But the underlying notion — that power generation and transmission should be more widely distributed, like the design of the Internet — is one that has huge promise in fixing some key problems with the electrical grid, said Lave, co-director of Carnegie-Mellon’s Electricity Center.
“It’s certainly true that the system is aged and creaking, and that’s what the blackout is telling us,” Lave said. “We’ve done a fair amount of work here on distributed generation as a means of achieving energy security — such as deterring a terrorist attack — and efficiency. We’re optimistic about its ability to solve many of these problems and make the system much more reliable and secure.”
As is typical with Wired stories, this one is well-researched and informative.
So if DG is valuable and becoming more affordable, why isn’t it more widespread? In spring 2000, the Department of Energy published a study of the barriers to distributed generation ( here’s the press release on it). Its primary finding:
The Energy Department examined 65 distributed electricity generation projects. Of the 65 case studies, only seven reported no major utility-related barriers. However, in most cases, substantial regulatory, technical and business-practice barriers exist, which inhibit distributed generation interconnection to the grid in the United States. For example, 17 projects, more than 25 percent of the case studies, experienced delays greater than four months.

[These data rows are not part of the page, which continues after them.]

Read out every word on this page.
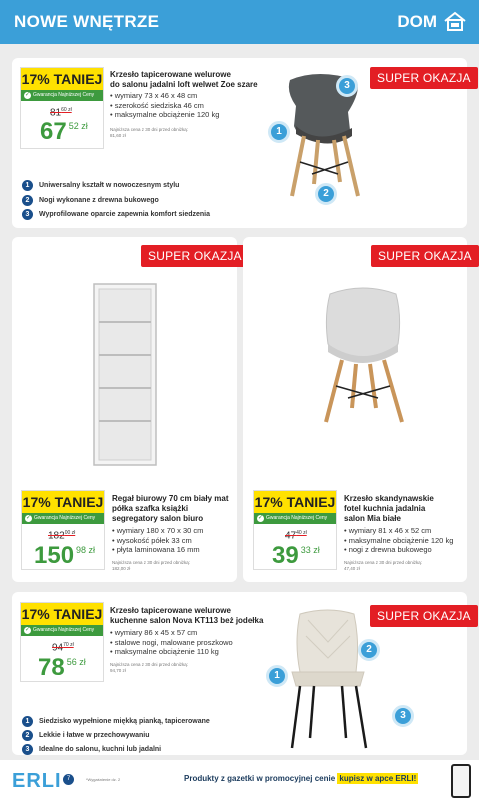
NOWE WNĘTRZE	DOM
17% TANIEJ
✓ Gwarancja Najniższej Ceny
$81^{60 zł}$
67 $^{52 zł}$
Krzesło tapicerowane welurowe
do salonu jadalni loft welwet Zoe szare
• wymiary 73 x 46 x 48 cm
• szerokość siedziska 46 cm
• maksymalne obciążenie 120 kg
Najniższa cena z 30 dni przed obniżką:
81,60 zł
SUPER OKAZJA
1
2
3
1	Uniwersalny kształt w nowoczesnym stylu
2	Nogi wykonane z drewna bukowego
3	Wyprofilowane oparcie zapewnia komfort siedzenia
SUPER OKAZJA
17% TANIEJ
✓ Gwarancja Najniższej Ceny
$182^{00 zł}$
150 $^{98 zł}$
Regał biurowy 70 cm biały mat
półka szafka książki
segregatory salon biuro
• wymiary 180 x 70 x 30 cm
• wysokość półek 33 cm
• płyta laminowana 16 mm
Najniższa cena z 30 dni przed obniżką:
182,00 zł
SUPER OKAZJA
17% TANIEJ
✓ Gwarancja Najniższej Ceny
$47^{40 zł}$
39 $^{33 zł}$
Krzesło skandynawskie
fotel kuchnia jadalnia
salon Mia białe
• wymiary 81 x 46 x 52 cm
• maksymalne obciążenie 120 kg
• nogi z drewna bukowego
Najniższa cena z 30 dni przed obniżką:
47,40 zł
17% TANIEJ
✓ Gwarancja Najniższej Ceny
$94^{70 zł}$
78 $^{56 zł}$
Krzesło tapicerowane welurowe
kuchenne salon Nova KT113 beż jodełka
• wymiary 86 x 45 x 57 cm
• stalowe nogi, malowane proszkowo
• maksymalne obciążenie 110 kg
Najniższa cena z 30 dni przed obniżką:
94,70 zł
SUPER OKAZJA
1
2
3
1	Siedzisko wypełnione miękką pianką, tapicerowane
2	Lekkie i łatwe w przechowywaniu
3	Idealne do salonu, kuchni lub jadalni
ERLI 7	*Wygaśnienie dz. 2	Produkty z gazetki w promocyjnej cenie kupisz w apce ERLI!
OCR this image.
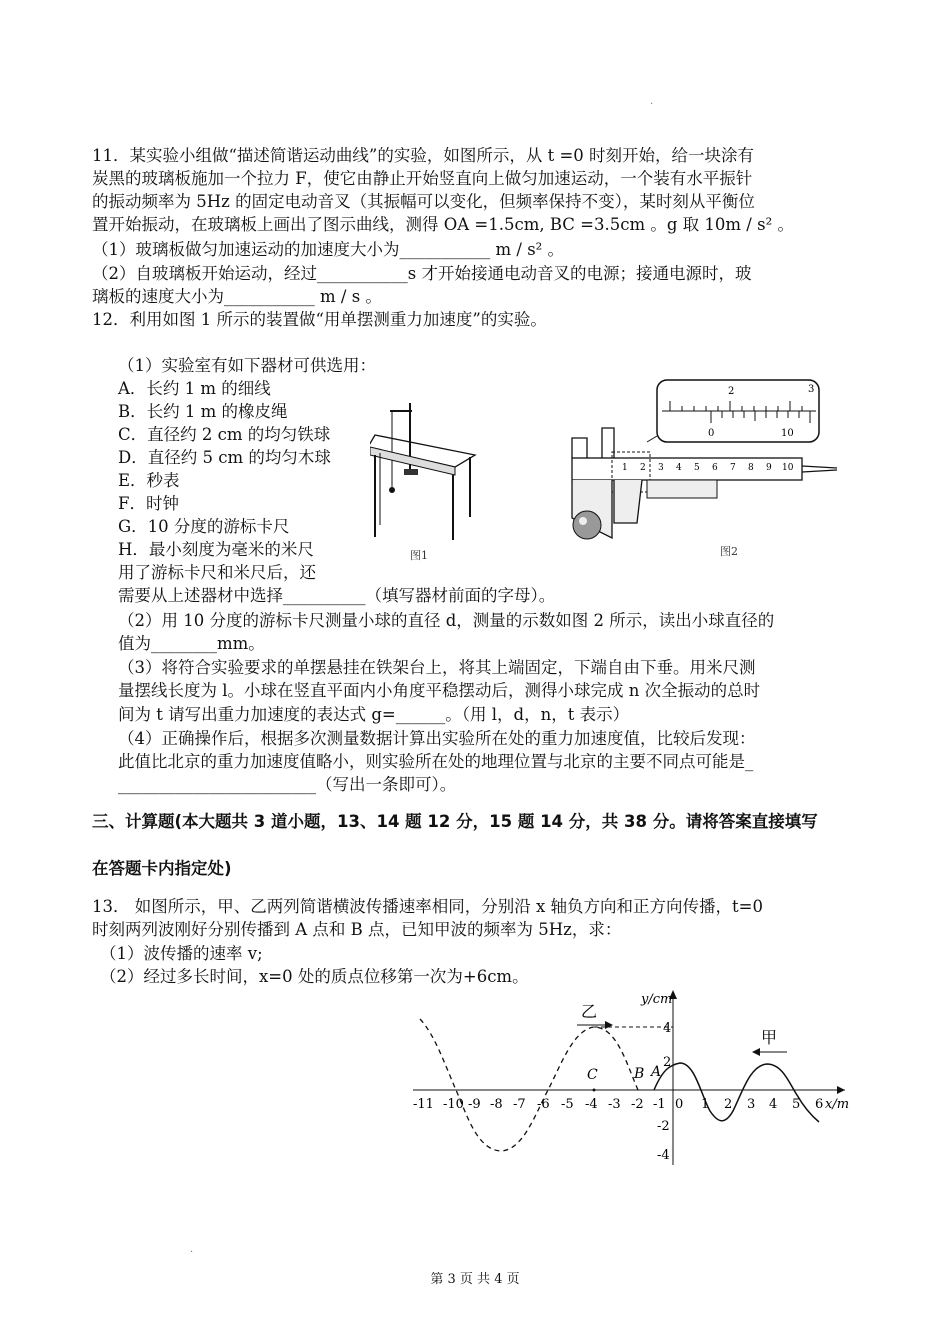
.
11．某实验小组做“描述简谐运动曲线”的实验，如图所示，从 t =0 时刻开始，给一块涂有
炭黑的玻璃板施加一个拉力 F，使它由静止开始竖直向上做匀加速运动，一个装有水平振针
的振动频率为 5Hz 的固定电动音叉（其振幅可以变化，但频率保持不变），某时刻从平衡位
置开始振动，在玻璃板上画出了图示曲线，测得 OA =1.5cm, BC =3.5cm 。g 取 10m / s² 。
（1）玻璃板做匀加速运动的加速度大小为___________ m / s² 。
（2）自玻璃板开始运动，经过___________s 才开始接通电动音叉的电源；接通电源时，玻
璃板的速度大小为___________ m / s 。
12．利用如图 1 所示的装置做“用单摆测重力加速度”的实验。
（1）实验室有如下器材可供选用：
A．长约 1 m 的细线
B．长约 1 m 的橡皮绳
C．直径约 2 cm 的均匀铁球
D．直径约 5 cm 的均匀木球
E．秒表
F．时钟
G．10 分度的游标卡尺
H．最小刻度为毫米的米尺
用了游标卡尺和米尺后，还
需要从上述器材中选择__________（填写器材前面的字母）。
（2）用 10 分度的游标卡尺测量小球的直径 d，测量的示数如图 2 所示，读出小球直径的
值为________mm。
（3）将符合实验要求的单摆悬挂在铁架台上，将其上端固定，下端自由下垂。用米尺测
量摆线长度为 l。小球在竖直平面内小角度平稳摆动后，测得小球完成 n 次全振动的总时
间为 t 请写出重力加速度的表达式 g=______。（用 l，d，n，t 表示）
（4）正确操作后，根据多次测量数据计算出实验所在处的重力加速度值，比较后发现：
此值比北京的重力加速度值略小，则实验所在处的地理位置与北京的主要不同点可能是_
________________________（写出一条即可）。
图1
2	3
0	10
1 2 3 4 5 6 7 8 9 10
图2
三、计算题(本大题共 3 道小题，13、14 题 12 分，15 题 14 分，共 38 分。请将答案直接填写
在答题卡内指定处)
13． 如图所示，甲、乙两列简谐横波传播速率相同，分别沿 x 轴负方向和正方向传播，t=0
时刻两列波刚好分别传播到 A 点和 B 点，已知甲波的频率为 5Hz，求：
（1）波传播的速率 v;
（2）经过多长时间，x=0 处的质点位移第一次为+6cm。
y/cm
x/m
乙
甲
C	B A
-11 -10 -9 -8 -7 -6 -5 -4 -3 -2 -1 0 1 2 3 4 5 6
4
2
-2
-4
.
第 3 页 共 4 页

Think about this from the point of view of the utility, which is operating in the 85-year-old regulated business model of “make more profits by selling more power.” DG removes potential load from their customer base, so of course they are going to fight it as long as they remain in the “make more profits by selling more power” mindset. Breaking out of that mindset requires active retail choice, which is how the utilities can make more profits by selling less power (i.e., by charging different prices at different times depending on demand).
One thing that utilities can do is use the “obligation to serve” regulatory mandate under which they operate to argue that they must keep customers on the grid. Under this obligation to serve, utilities have also been able to charge high “grid exit” fees to customers who wish to be removed from the physical service of their local distribution utility monopoly.